Fixing Families: How Street-Level Bureaucrats Deal with Relational Citizenship of Marriage Migrants in South Korea
Fixing Families: How Street-Level Bureaucrats Deal with Relational Citizenship of Marriage Migrants in South Korea
Monday, 7 July 2025: 09:30
Location: SJES024 (Faculty of Legal, Economic, and Social Sciences (JES))
Oral Presentation
Intra-Asia marriage migration has attracted attention from scholarly communities, as marriage migrants’ legal and substantive citizenship in destination countries is largely dependent on their family ties with citizens. The South Korean state has viewed these transnational marriages as a solution to address family-level reproductive needs, particularly in response to a ‘bachelor surplus’ and the country’s declining marriage and fertility rates.
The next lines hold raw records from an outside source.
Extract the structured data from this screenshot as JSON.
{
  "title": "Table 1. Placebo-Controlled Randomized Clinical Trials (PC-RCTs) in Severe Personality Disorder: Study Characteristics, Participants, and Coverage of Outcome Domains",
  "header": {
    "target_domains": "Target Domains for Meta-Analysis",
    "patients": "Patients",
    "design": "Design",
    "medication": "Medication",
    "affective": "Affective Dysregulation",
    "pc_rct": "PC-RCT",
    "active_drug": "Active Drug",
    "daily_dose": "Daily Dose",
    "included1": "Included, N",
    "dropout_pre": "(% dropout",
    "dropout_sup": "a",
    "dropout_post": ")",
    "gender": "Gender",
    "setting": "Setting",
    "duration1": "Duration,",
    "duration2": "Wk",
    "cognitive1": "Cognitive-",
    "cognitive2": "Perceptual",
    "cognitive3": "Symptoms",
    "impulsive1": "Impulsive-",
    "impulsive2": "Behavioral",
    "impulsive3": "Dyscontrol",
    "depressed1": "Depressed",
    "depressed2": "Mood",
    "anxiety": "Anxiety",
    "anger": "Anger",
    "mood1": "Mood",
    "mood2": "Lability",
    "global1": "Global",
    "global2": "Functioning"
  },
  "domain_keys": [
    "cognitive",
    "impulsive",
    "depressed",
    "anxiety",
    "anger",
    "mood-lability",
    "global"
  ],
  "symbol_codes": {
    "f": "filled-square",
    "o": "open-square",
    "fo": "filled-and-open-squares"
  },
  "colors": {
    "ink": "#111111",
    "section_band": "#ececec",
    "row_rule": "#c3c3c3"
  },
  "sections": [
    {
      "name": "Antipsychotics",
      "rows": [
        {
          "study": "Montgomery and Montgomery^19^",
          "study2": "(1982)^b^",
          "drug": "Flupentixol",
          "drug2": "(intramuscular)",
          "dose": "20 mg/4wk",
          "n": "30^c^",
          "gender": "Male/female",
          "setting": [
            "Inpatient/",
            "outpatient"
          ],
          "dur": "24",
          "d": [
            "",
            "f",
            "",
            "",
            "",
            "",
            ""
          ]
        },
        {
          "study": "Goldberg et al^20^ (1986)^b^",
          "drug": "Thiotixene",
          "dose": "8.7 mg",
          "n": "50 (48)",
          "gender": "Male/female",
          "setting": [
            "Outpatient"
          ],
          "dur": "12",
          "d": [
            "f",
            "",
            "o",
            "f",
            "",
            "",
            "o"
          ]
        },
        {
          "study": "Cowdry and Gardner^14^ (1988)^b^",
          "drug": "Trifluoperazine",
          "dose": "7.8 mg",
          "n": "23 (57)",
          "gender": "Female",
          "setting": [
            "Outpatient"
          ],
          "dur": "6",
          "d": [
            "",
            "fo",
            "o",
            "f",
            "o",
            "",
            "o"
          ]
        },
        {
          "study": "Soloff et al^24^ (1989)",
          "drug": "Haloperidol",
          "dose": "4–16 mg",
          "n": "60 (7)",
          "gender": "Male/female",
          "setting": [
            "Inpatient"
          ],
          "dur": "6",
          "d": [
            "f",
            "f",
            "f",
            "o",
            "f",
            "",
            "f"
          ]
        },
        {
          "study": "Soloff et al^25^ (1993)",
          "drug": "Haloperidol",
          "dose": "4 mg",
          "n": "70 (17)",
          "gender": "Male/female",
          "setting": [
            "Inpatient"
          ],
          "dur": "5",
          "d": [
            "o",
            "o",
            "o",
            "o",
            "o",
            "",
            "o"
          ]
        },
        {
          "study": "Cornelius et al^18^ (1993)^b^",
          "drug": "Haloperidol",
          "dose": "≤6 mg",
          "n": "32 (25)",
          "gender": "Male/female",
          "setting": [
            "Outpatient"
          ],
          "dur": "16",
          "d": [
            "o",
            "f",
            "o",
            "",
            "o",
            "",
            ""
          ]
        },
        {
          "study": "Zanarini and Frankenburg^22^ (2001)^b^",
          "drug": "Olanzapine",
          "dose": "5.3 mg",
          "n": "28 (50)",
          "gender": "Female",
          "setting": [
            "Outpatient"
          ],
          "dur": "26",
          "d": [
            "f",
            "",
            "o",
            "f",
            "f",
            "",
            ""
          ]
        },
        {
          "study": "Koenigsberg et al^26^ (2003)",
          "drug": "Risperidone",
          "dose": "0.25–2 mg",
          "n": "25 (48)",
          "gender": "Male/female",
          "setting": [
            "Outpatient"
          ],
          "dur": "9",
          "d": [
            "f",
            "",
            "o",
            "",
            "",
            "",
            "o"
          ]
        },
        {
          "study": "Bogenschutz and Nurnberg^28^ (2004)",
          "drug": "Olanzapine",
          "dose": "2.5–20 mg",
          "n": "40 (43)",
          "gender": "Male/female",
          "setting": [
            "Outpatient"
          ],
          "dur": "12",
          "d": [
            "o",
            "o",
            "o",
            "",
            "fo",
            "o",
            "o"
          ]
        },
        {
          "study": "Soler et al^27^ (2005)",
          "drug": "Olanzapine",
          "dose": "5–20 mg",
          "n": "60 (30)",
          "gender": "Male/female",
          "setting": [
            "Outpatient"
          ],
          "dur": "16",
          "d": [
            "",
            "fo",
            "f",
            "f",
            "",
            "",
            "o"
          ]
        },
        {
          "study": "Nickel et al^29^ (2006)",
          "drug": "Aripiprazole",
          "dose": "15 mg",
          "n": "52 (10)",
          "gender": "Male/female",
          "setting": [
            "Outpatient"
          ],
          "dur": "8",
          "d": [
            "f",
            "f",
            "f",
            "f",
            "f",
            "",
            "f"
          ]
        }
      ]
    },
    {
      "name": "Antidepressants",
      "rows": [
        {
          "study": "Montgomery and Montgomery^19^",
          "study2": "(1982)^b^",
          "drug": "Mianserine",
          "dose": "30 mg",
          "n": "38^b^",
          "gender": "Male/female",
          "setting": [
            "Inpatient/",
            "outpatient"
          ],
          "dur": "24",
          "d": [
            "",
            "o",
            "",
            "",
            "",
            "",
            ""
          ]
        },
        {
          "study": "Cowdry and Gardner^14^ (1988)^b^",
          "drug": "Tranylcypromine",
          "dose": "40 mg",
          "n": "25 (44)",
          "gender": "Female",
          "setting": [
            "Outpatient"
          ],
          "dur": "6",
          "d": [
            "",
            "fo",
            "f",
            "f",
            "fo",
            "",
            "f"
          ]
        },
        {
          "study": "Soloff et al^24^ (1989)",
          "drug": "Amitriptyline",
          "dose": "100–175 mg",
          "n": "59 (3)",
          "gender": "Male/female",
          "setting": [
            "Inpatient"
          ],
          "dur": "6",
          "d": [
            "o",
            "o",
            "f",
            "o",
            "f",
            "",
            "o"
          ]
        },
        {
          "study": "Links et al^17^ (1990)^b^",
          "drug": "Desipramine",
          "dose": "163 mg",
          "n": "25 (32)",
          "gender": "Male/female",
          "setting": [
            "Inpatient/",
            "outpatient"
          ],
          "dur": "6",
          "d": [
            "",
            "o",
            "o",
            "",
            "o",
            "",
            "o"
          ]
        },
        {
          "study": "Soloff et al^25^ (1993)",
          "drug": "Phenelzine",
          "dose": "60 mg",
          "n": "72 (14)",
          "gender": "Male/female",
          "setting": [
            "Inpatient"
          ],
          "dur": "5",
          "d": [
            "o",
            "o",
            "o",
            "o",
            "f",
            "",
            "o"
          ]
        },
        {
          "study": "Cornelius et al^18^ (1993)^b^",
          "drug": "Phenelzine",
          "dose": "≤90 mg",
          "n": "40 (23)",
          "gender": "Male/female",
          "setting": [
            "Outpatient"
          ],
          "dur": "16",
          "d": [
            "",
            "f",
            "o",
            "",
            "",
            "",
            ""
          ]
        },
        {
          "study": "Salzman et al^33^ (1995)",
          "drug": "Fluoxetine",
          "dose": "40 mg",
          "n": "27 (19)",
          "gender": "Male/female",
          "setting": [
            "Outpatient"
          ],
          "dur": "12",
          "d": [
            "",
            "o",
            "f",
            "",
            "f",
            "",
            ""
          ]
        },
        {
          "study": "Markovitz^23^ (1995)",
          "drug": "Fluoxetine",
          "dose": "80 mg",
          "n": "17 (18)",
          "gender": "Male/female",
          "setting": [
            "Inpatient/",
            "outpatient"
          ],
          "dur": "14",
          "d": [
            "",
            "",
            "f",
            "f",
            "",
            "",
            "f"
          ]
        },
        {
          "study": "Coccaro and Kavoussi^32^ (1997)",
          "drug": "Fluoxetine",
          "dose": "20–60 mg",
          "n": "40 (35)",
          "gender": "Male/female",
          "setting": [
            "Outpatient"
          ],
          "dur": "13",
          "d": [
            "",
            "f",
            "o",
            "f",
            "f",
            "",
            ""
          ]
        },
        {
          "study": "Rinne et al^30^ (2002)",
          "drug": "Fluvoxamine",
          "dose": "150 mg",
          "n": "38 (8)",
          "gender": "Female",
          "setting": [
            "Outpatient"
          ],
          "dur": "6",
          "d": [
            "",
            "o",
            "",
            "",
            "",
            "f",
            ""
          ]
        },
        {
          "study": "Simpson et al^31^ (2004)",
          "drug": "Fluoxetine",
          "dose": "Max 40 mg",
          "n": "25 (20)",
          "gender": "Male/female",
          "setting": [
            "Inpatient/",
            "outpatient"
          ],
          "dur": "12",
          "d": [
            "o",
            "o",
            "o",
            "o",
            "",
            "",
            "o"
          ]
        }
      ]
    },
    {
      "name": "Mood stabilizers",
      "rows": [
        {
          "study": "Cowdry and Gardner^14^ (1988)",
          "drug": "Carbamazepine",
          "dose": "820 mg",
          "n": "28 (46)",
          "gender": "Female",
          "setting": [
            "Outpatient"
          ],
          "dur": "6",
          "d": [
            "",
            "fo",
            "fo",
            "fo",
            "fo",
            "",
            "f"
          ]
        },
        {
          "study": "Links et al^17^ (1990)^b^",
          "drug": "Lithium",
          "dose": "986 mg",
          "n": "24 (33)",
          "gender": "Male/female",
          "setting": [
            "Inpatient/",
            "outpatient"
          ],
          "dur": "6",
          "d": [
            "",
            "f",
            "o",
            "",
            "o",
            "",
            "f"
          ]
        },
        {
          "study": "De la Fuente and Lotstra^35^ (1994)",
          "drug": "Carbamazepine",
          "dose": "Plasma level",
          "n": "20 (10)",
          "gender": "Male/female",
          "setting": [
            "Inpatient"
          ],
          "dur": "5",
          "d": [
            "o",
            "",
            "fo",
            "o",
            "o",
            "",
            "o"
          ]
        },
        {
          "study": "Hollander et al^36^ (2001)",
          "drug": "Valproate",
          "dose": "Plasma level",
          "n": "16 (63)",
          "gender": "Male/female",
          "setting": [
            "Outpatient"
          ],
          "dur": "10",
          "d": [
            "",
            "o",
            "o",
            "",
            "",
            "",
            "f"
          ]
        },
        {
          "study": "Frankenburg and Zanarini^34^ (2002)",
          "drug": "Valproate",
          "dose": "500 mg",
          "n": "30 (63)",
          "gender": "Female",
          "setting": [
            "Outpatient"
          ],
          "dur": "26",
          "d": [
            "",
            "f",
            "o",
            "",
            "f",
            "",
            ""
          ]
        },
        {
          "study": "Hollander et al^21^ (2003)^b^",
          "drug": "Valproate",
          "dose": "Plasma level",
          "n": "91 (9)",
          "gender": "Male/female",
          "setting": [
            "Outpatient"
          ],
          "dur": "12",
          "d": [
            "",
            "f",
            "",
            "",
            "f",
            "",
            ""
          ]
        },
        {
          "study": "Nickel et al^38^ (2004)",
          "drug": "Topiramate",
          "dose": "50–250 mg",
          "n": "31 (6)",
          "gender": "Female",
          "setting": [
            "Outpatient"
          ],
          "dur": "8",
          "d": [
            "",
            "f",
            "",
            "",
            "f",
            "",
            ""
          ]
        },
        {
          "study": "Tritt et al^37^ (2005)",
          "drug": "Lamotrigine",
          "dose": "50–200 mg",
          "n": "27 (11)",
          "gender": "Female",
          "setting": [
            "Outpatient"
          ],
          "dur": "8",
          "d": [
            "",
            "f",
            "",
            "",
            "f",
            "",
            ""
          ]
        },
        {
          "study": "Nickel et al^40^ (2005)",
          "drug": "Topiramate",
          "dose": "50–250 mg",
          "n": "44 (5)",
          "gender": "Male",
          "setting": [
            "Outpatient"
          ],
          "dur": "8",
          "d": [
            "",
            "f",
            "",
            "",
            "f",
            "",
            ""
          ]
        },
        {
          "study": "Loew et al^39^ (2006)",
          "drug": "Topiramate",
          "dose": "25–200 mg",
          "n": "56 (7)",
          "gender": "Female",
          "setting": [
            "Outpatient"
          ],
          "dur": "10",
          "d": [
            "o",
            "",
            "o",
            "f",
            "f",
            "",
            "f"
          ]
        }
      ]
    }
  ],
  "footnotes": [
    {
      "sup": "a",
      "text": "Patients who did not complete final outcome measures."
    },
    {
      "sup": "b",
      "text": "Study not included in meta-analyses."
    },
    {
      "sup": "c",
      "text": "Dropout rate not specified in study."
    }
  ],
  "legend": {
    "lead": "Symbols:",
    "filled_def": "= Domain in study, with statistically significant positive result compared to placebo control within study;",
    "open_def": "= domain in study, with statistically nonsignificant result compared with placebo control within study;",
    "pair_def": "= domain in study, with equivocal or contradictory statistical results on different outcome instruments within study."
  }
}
Drawing on in-depth interviews with South Korea’s street-level bureaucrats working in state-led welfare agencies, this study explores how frontline welfare workers navigate the intimate sphere of citizenship-making for marriage migrants. Contrary to the mainstream understanding of state actors as detached bureaucrats, this study reveals that street-level bureaucrats, embedded in broader gender inequalities affecting both citizens and non-citizens, mobilize themselves to extend beyond the state’s focus on marriage migrant women’s maternal roles. By identifying the root causes of marriage migrants’ struggles within native-born citizens, these frontline workers bring marriage migrants’ native-born spouses and in-laws back into view. This suggests the bridging role that gender plays between migrants and frontline state workers, although the paper also highlights how class divides between them can obstruct this effect. The study further shows that street-level bureaucrats themselves are gendered, demonstrating how frontline state actors’ own gender serves as both capital and a barrier in navigating the intimate sphere of citizenship-making. Ultimately, the paper calls for a more nuanced understanding of the role state actors play in immigrant integration and encourages further analysis of how they are embedded in the social institution of gender.